Cousin Phillis. Part I [1/4]
[Elizabeth C Gaskell]
Short Fiction, Serial
Engineers, Railways, Mechanics, Invention, Genius, Machinery, Expertise, Discovery, Patents, Dynamics, Mathematics, Monographs, Reading
The retrospective first-person narrative begins when Paul Manning starts work as 'a clerk under the engineer who had undertaken to make the little branch line from Eltham to Hornby', a situation got for him by his father, who had been 'a mechanic by trade, but [...] had some inventive genius, and a great deal of perseverance, and had devised several valuable improvements in railway machinery'. John Manning, who comes from Birmingham, 'did not do this for profit', but 'worked out his ideas because, as he said, "until he could put them into shape, they plagued him by night and by day"', and, as his son notes, 'it is a good thing for a country where there are many like him'. (619) When his work on the Eltham to Hornby railway line is halted because 'the shaking, uncertain ground was puzzling our engineers—one end going up as soon as the other was weighted down', Paul grudgingly visits some distant relations of his mother (622).

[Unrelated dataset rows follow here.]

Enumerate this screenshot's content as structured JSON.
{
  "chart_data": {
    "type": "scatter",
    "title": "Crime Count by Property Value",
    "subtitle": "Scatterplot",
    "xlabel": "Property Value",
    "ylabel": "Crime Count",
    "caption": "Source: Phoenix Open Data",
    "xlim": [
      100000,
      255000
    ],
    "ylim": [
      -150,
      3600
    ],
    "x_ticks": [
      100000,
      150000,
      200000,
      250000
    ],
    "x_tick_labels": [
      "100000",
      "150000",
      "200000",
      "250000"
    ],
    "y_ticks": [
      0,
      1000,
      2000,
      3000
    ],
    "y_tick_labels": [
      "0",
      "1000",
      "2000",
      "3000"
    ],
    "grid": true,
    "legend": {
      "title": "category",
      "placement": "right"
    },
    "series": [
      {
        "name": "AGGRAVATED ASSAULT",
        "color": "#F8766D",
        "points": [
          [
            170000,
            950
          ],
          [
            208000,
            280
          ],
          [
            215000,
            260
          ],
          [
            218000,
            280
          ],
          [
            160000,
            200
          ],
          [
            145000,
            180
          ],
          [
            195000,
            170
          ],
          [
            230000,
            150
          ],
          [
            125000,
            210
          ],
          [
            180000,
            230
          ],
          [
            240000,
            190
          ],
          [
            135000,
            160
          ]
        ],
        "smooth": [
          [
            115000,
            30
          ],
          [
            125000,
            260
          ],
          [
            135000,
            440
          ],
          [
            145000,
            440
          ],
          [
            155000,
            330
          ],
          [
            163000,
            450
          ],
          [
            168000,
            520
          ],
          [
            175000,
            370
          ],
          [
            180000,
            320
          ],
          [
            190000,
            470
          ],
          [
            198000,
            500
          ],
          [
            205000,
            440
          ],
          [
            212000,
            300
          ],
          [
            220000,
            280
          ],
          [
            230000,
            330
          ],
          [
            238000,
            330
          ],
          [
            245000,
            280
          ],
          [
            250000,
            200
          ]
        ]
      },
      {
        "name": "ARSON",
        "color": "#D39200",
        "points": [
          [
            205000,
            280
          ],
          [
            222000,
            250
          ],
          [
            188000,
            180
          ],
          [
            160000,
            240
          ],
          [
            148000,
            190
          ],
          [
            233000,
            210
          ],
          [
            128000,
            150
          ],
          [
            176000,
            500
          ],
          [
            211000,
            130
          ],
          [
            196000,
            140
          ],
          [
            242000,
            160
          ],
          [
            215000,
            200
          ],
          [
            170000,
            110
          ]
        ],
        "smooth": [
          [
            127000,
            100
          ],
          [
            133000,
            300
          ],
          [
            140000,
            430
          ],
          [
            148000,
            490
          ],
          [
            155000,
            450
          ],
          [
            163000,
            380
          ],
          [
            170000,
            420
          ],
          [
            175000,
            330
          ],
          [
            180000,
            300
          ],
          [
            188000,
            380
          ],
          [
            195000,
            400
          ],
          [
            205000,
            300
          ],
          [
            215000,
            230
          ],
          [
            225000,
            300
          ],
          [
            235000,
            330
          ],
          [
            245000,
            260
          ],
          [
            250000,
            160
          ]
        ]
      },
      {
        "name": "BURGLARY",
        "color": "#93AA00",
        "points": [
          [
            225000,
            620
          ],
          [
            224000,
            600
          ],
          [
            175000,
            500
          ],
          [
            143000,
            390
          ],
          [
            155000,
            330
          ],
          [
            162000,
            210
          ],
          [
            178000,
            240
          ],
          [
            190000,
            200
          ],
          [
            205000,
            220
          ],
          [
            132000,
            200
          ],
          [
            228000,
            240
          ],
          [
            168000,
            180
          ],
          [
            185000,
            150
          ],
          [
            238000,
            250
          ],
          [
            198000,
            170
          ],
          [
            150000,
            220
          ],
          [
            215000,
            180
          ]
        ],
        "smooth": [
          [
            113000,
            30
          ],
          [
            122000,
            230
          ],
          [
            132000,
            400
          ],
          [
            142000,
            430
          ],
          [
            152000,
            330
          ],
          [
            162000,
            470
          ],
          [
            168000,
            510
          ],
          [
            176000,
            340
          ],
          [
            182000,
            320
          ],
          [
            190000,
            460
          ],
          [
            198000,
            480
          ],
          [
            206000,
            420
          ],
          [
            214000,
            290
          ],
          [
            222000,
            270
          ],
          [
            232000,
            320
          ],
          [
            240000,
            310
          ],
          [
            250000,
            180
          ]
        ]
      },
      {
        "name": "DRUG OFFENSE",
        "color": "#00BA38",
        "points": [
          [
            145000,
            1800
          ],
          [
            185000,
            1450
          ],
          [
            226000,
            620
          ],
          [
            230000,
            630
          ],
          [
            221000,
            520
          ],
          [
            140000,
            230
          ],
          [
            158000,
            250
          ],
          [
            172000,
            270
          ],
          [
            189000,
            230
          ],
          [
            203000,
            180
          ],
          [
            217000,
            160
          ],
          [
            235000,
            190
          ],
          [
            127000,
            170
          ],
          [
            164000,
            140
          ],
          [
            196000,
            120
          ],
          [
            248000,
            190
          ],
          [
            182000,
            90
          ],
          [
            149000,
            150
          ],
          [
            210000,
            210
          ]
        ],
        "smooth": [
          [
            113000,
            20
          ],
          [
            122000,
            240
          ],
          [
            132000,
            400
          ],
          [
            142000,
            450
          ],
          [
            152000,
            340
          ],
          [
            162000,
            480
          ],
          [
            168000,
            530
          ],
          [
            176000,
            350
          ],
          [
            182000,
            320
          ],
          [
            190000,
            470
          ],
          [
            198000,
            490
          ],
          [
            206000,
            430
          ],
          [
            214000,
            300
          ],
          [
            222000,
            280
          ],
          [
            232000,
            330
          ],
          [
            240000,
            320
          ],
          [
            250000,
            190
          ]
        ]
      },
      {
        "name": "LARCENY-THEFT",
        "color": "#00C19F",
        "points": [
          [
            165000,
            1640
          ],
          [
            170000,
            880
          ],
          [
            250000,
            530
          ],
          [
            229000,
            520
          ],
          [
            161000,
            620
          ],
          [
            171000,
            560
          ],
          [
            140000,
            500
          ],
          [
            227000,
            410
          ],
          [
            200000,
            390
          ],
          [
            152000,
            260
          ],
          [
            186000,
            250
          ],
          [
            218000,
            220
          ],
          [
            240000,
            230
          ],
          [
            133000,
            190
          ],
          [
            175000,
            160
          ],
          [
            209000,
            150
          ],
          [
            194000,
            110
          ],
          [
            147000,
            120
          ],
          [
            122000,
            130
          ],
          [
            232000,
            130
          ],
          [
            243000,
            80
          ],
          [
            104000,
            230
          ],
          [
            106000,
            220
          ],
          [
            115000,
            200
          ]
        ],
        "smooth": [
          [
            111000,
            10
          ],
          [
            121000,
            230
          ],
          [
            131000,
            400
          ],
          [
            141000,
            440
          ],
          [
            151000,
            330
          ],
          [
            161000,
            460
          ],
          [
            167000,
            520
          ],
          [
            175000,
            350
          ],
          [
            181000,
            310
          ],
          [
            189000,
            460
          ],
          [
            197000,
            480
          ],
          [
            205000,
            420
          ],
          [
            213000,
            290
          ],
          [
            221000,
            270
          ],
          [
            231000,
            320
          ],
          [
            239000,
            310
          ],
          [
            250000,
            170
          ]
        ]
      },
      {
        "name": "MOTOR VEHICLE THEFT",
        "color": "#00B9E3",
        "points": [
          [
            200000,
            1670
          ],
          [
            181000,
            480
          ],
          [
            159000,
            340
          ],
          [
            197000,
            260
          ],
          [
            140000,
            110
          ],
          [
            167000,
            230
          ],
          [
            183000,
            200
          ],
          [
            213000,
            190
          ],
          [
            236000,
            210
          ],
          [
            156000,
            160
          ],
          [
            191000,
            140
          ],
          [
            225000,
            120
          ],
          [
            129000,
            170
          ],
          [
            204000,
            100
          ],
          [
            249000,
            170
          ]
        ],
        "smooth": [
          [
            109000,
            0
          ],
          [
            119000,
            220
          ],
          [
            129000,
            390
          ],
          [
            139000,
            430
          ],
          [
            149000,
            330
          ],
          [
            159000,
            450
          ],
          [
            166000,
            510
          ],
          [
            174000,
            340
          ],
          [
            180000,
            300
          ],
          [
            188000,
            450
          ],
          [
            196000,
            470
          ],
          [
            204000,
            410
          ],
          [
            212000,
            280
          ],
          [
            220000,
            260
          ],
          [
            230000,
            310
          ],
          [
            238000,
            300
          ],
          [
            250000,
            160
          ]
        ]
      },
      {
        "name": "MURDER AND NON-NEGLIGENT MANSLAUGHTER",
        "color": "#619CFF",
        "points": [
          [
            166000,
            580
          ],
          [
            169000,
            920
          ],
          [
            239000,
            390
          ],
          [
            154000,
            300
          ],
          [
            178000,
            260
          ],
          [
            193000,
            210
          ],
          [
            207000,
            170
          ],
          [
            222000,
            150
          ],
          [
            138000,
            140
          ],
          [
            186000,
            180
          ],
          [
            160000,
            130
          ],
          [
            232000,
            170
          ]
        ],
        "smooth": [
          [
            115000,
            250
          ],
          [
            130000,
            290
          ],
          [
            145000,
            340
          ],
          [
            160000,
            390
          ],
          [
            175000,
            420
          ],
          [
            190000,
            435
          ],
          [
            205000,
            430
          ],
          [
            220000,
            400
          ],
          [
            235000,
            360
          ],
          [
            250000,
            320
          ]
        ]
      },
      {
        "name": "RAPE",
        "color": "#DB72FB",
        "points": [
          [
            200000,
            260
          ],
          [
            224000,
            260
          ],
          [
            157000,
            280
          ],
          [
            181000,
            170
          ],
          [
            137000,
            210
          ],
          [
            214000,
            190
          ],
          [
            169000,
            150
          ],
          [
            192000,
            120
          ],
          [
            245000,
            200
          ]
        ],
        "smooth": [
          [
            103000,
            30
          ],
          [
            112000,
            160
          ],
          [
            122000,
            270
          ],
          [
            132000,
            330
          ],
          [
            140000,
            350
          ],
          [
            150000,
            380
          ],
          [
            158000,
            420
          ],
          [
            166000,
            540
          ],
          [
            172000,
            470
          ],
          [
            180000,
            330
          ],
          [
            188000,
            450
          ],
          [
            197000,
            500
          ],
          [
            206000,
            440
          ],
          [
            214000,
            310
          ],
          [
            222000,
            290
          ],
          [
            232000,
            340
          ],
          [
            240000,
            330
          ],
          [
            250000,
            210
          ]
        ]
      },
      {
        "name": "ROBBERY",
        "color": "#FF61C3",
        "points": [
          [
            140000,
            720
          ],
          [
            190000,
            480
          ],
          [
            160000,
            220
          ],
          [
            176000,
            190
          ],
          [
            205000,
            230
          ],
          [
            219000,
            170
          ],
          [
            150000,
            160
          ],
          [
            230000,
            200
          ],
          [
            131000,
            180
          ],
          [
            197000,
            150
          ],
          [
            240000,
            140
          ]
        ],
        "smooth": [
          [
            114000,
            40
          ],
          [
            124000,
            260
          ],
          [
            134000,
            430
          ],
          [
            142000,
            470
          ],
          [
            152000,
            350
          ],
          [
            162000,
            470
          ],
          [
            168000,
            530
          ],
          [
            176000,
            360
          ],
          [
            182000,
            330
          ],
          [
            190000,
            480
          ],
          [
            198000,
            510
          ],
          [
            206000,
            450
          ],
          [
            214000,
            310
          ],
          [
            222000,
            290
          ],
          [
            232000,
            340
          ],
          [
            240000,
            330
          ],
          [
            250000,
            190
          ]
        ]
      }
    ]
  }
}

There he becomes 'all aglow with shame' (630) because of the difference in accomplishments between 'railway gentlemen' (628) and his psalm-singing country cousins, with their knowledge of 'dead-and-gone languages' (631). He is 'half offended' by their silence when he inquires if they have heard of his father's 'discovery of a new method of shunting?', and exclaims, 'It was in the Gazette. It was patented. I thought everyone had heard of Manning's patent winch'. The Reverend Ebenezer Holman, however, observes that he has 'heard of him once before; and it is not many a one fifty miles away whose fame reaches Heathbridge'. (632) Holman reveals his 'prodigious big appetite' for all reading, including 'a volume of stiff mechanics, involving many technical terms, and some rather deep mathematics' which 'seemed easy enough to him' (633). He asks Paul to recommend a 'small book on dynamics that I could put in my pocket, and study a little at leisure times in the day', explaining that 'now that the railroads are coming so near us, it behoves us to know something about them' (633–34).